Les conséquences manifestement excessives sont retenues dès lors que l’exécution du jugement litigieux risque de laisser, en cas d’infirmation, des traces d’une gravité telle qu’elle dépasse très largement les risques normaux attachés à toute exécution provisoire.
En l’espèce, la société BPC France sollicite l’arrêt de l’exécution provisoire de la décision entreprise en excipant de conséquences manifestement excessives tirées des effets négatifs du règlement de la somme significative au regard de sa trésorerie disponible et de ses charges.
Il convient de relever qu’elle ne produit aucun élément probant relatif à sa situation financière au soutien de sa demande. Elle n’établit donc pas l’existence de conséquences manifestement excessives au sens de l’article 514-3 précité.
Les conditions fixées par ce texte étant cumulatives, la société BPC France doit être déboutée de sa demande d’arrêt de l’exécution provisoire du jugement sans qu’il soit besoin de statuer sur l’existence des moyens sérieux de réformation qu’elle avance.

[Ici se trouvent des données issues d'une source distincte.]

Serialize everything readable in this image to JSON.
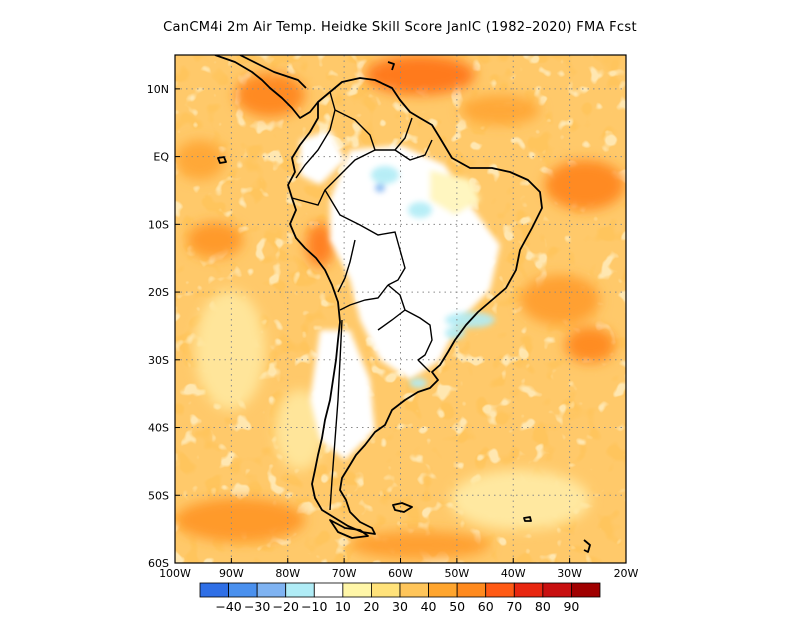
{
  "title": "CanCM4i  2m Air Temp. Heidke Skill Score JanIC (1982–2020) FMA Fcst",
  "map": {
    "lat_range": [
      -60,
      15
    ],
    "lon_range": [
      -100,
      -20
    ],
    "lat_ticks": [
      {
        "value": 10,
        "label": "10N"
      },
      {
        "value": 0,
        "label": "EQ"
      },
      {
        "value": -10,
        "label": "10S"
      },
      {
        "value": -20,
        "label": "20S"
      },
      {
        "value": -30,
        "label": "30S"
      },
      {
        "value": -40,
        "label": "40S"
      },
      {
        "value": -50,
        "label": "50S"
      },
      {
        "value": -60,
        "label": "60S"
      }
    ],
    "lon_ticks": [
      {
        "value": -100,
        "label": "100W"
      },
      {
        "value": -90,
        "label": "90W"
      },
      {
        "value": -80,
        "label": "80W"
      },
      {
        "value": -70,
        "label": "70W"
      },
      {
        "value": -60,
        "label": "60W"
      },
      {
        "value": -50,
        "label": "50W"
      },
      {
        "value": -40,
        "label": "40W"
      },
      {
        "value": -30,
        "label": "30W"
      },
      {
        "value": -20,
        "label": "20W"
      }
    ],
    "gridlines": "dotted"
  },
  "colorbar": {
    "colors": [
      "#2f6fe6",
      "#4a90ee",
      "#7fb3f2",
      "#b0ecf6",
      "#ffffff",
      "#fff6a8",
      "#ffe27a",
      "#ffc55a",
      "#ffa52e",
      "#ff8a1e",
      "#ff5a14",
      "#e8260f",
      "#c80f0f",
      "#a00000"
    ],
    "labels": [
      "-40",
      "-30",
      "-20",
      "-10",
      "10",
      "20",
      "30",
      "40",
      "50",
      "60",
      "70",
      "80",
      "90"
    ]
  }
}
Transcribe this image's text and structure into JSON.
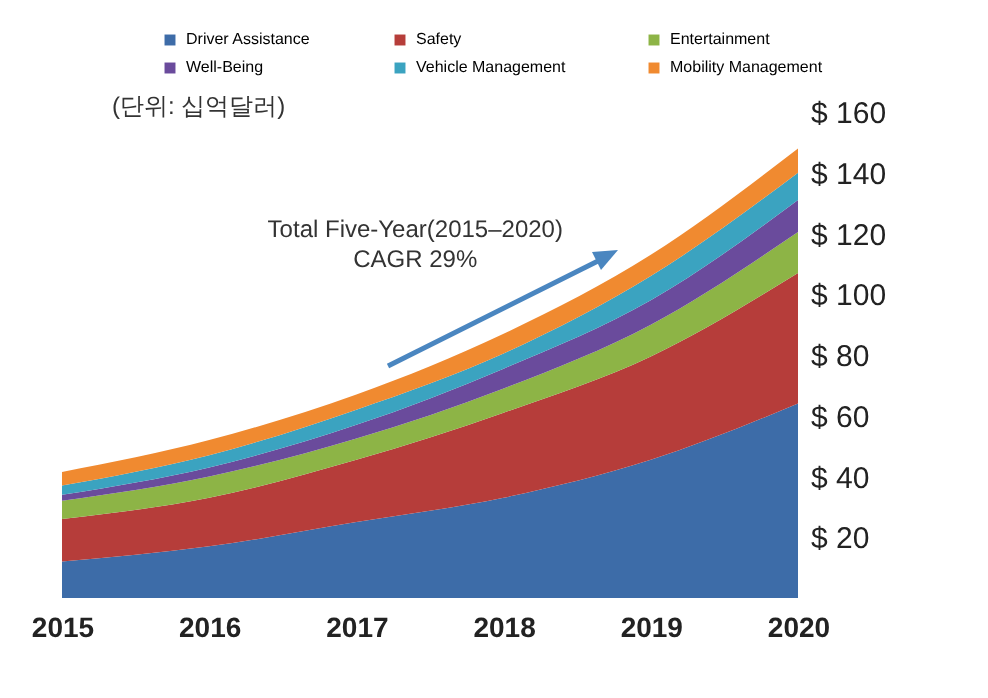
{
  "chart_data": {
    "type": "area",
    "stacked": true,
    "categories": [
      "2015",
      "2016",
      "2017",
      "2018",
      "2019",
      "2020"
    ],
    "series": [
      {
        "name": "Driver Assistance",
        "color": "#3d6ca8",
        "values": [
          12,
          17,
          25,
          33,
          45.5,
          64
        ]
      },
      {
        "name": "Safety",
        "color": "#b63d3a",
        "values": [
          14,
          16,
          20.5,
          28,
          34,
          43
        ]
      },
      {
        "name": "Entertainment",
        "color": "#8db446",
        "values": [
          6,
          7,
          7,
          8,
          10.5,
          13.5
        ]
      },
      {
        "name": "Well-Being",
        "color": "#6a4b9c",
        "values": [
          2,
          3,
          4.5,
          6.5,
          8,
          10.5
        ]
      },
      {
        "name": "Vehicle Management",
        "color": "#3ba3c0",
        "values": [
          3,
          4,
          5,
          5,
          8,
          9
        ]
      },
      {
        "name": "Mobility Management",
        "color": "#f08a30",
        "values": [
          4.5,
          5,
          5,
          6.5,
          7,
          8
        ]
      }
    ],
    "ylim": [
      0,
      160
    ],
    "yticks": [
      {
        "value": 20,
        "label": "$ 20"
      },
      {
        "value": 40,
        "label": "$ 40"
      },
      {
        "value": 60,
        "label": "$ 60"
      },
      {
        "value": 80,
        "label": "$ 80"
      },
      {
        "value": 100,
        "label": "$ 100"
      },
      {
        "value": 120,
        "label": "$ 120"
      },
      {
        "value": 140,
        "label": "$ 140"
      },
      {
        "value": 160,
        "label": "$ 160"
      }
    ],
    "legend": "top",
    "grid": false,
    "annotations": [
      "(단위: 십억달러)",
      "Total Five-Year(2015–2020)\nCAGR 29%"
    ]
  }
}
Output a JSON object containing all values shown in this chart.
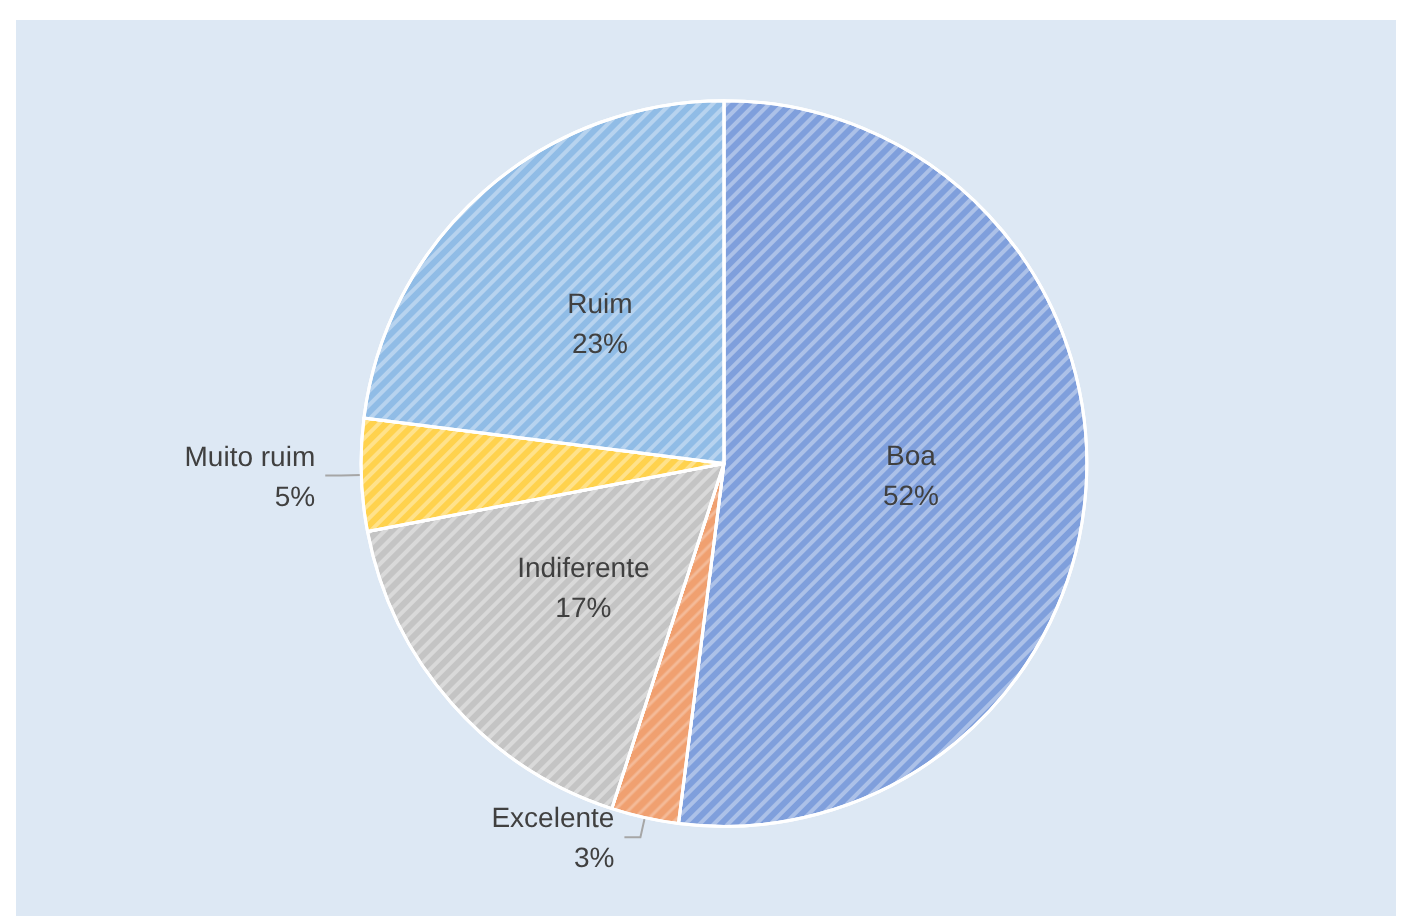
{
  "chart_data": {
    "type": "pie",
    "categories": [
      "Boa",
      "Excelente",
      "Indiferente",
      "Muito ruim",
      "Ruim"
    ],
    "values": [
      52,
      3,
      17,
      5,
      23
    ],
    "value_labels": [
      "52%",
      "3%",
      "17%",
      "5%",
      "23%"
    ],
    "colors": [
      "#7f9fdc",
      "#f0a070",
      "#c4c4c4",
      "#ffd24d",
      "#90bce6"
    ],
    "legend": false
  }
}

Comme elle succombe, elle sera tenue aux dépens et sera condamnée à payer à la SAS Ano’Tech la somme de 800 euros du chef de l’article 700 du code de procédure civile.
PAR CES MOTIFS:
Statuant en référé, après débats en audience publique, par décision contradictoire rendue par mise à disposition au greffe,
Déboutons la SAS BPC France de sa demande d’arrêt de l’exécution provisoire du jugement rendu le 10 septembre 2025 par le tribunal de commerce de Toulouse,
La condamnons aux dépens,
La condamnons à payer à la SAS Ano’Tech la somme de 800 euros au titre de l’article 700 du code de procédure civile.